Enfield, New Hampshire
Grafton county. Enfield comprises 24,060 acres, of which about 2,500 acres are water. It is 10 miles S.E. from Dartmouth College, and 40 N.W. from Concord. Its surface is diversified with hills and valleys, and watered by a variety of ponds and streams, stored with fish of every species common to the country. Mascomy pond, which has acquired from travellers the appellation of Pleasant pond, is a beautiful collection of water, 4 miles in length and of various breadth, interspersed with islands and checkered with inlets. Its eastern banks are covered with trees; the hills gradually rise one above another for some distance. Along the western bank, between the pond and Mont Calm, within a few rods of the water, extends the turnpike road, the whole distance through a beautiful village, shaded to the N. on either side by a growth of trees. Mascomy river empties into this pond in the N.W. part.
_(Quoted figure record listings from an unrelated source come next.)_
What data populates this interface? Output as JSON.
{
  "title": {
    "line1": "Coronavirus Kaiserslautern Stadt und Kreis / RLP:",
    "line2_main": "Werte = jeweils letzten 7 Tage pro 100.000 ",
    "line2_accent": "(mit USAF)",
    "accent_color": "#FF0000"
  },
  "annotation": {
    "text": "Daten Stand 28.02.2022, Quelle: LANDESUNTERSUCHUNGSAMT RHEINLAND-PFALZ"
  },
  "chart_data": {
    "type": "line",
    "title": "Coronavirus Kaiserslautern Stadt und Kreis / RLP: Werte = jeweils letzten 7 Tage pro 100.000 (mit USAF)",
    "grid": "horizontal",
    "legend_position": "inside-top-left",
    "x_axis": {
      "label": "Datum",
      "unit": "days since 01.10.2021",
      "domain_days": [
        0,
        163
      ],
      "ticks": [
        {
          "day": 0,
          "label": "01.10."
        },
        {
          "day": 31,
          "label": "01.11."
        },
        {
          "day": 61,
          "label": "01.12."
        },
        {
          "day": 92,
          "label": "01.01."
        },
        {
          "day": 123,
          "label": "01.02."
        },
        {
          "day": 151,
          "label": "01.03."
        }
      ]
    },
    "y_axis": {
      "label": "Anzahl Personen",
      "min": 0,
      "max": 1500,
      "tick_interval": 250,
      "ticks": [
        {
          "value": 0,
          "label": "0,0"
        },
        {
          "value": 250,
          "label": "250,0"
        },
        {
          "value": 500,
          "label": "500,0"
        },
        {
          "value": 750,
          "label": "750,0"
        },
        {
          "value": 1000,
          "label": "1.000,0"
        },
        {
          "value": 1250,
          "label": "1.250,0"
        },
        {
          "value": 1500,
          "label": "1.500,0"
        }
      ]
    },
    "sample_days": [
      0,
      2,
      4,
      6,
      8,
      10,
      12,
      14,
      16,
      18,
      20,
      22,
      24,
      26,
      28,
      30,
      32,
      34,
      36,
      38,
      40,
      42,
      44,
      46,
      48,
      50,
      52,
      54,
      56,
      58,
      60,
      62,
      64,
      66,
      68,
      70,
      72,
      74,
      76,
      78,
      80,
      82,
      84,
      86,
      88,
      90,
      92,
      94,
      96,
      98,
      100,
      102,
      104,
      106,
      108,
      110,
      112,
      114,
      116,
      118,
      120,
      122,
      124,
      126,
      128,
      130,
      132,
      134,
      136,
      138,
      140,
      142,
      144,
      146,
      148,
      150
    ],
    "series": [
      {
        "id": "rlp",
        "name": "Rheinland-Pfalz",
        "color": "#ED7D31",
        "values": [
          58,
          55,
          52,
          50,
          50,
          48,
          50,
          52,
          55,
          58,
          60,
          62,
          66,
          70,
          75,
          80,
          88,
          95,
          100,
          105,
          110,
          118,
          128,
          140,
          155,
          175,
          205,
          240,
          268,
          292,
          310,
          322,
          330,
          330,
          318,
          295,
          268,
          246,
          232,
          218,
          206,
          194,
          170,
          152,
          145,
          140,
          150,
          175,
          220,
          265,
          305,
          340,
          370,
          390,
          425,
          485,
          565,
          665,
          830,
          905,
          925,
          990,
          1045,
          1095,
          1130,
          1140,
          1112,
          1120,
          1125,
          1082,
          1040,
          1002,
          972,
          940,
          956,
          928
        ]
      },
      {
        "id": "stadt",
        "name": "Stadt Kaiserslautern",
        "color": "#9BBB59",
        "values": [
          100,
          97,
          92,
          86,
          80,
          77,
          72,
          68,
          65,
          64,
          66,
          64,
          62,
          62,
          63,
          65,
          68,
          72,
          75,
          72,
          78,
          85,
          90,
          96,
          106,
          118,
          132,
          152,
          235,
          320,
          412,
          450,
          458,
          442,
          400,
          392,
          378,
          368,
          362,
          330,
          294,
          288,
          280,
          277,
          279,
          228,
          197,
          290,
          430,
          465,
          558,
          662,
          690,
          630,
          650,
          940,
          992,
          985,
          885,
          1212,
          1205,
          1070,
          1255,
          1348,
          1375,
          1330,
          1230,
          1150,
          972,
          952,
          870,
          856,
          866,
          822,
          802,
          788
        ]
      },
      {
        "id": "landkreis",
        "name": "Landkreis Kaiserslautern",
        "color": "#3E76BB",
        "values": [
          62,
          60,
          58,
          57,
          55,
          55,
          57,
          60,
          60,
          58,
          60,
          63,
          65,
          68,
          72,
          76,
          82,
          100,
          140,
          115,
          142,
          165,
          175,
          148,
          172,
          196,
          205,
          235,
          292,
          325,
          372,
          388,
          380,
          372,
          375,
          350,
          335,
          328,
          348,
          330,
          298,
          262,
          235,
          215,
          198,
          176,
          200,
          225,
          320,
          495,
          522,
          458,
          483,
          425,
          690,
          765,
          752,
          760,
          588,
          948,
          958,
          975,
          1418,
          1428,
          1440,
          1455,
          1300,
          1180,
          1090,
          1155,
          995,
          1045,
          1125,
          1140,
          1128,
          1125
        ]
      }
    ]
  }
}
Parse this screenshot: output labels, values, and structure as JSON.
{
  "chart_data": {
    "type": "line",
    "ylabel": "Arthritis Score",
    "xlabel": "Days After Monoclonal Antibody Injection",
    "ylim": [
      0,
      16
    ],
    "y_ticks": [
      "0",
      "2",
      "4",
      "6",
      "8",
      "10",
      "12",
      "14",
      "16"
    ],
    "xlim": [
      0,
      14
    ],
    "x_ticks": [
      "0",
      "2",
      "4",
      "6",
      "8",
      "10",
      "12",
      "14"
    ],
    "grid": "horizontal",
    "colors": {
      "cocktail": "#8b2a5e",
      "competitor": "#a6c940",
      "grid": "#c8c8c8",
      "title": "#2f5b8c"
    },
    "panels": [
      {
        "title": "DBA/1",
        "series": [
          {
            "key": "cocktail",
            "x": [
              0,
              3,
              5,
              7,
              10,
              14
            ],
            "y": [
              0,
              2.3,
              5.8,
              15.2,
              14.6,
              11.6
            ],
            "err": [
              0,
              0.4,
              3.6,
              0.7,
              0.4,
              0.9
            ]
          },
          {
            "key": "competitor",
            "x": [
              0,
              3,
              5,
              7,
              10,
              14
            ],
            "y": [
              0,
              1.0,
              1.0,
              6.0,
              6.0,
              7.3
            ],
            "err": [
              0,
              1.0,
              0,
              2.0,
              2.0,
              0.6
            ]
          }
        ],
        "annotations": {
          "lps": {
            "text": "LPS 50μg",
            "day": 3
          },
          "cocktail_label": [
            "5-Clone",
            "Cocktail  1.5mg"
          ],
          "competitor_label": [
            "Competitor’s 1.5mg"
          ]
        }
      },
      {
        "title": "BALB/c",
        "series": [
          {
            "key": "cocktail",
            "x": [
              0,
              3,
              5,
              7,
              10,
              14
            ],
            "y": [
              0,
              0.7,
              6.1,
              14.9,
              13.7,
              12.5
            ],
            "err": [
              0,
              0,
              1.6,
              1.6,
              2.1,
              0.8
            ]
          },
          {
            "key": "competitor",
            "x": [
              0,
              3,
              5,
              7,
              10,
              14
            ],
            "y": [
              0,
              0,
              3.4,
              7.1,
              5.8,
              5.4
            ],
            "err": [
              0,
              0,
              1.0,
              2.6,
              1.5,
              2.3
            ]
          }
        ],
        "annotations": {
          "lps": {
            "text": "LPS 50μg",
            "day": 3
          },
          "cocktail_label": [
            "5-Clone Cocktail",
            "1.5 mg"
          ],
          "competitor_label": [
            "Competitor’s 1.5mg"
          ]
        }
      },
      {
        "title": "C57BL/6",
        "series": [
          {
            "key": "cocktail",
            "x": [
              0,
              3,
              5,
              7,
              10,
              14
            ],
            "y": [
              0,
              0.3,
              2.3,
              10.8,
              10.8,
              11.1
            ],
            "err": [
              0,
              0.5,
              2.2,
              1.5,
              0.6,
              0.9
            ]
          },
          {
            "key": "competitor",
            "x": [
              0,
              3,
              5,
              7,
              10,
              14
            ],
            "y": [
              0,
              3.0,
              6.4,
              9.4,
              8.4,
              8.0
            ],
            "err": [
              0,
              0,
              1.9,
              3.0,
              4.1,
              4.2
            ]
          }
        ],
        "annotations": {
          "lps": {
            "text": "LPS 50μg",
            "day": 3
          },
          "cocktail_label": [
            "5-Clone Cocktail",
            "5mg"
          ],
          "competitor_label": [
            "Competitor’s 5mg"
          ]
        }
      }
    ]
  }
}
This pond is supposed to have once been much higher than it is now, and the plain and villages to the south are supposed to have been the bed of it. This fact is sufficiently evident from the ancient shore still remaining round the pond, about 30 feet above high water, and from logs having been frequently found 12 feet below the surface of the plain once flowed. On the W. bank, near the southern extremity, is the Shakers' settlement, situated on a fertile plain.—The structure of the buildings, tho' not lofty, are neat and convenient. They occupy about 1,000 acres of land and their number consists of about 240. They are agriculturalists and mechanics. Garden seeds are grown, and wooden ware, whips, corn brooms, leather, and various other articles, are manufactured by them with peculiar neatness. See Canterbury.
Mountain pond, on the summit of Mont Calm, is 200 rods long and 100 wide. At the outlets of the ponds are mills of various kinds. The town was formerly called Relhan, and was incorporated by charter, granted to Jedediah Dana and others, July 4th, 1761. Population, 1830, 1,492.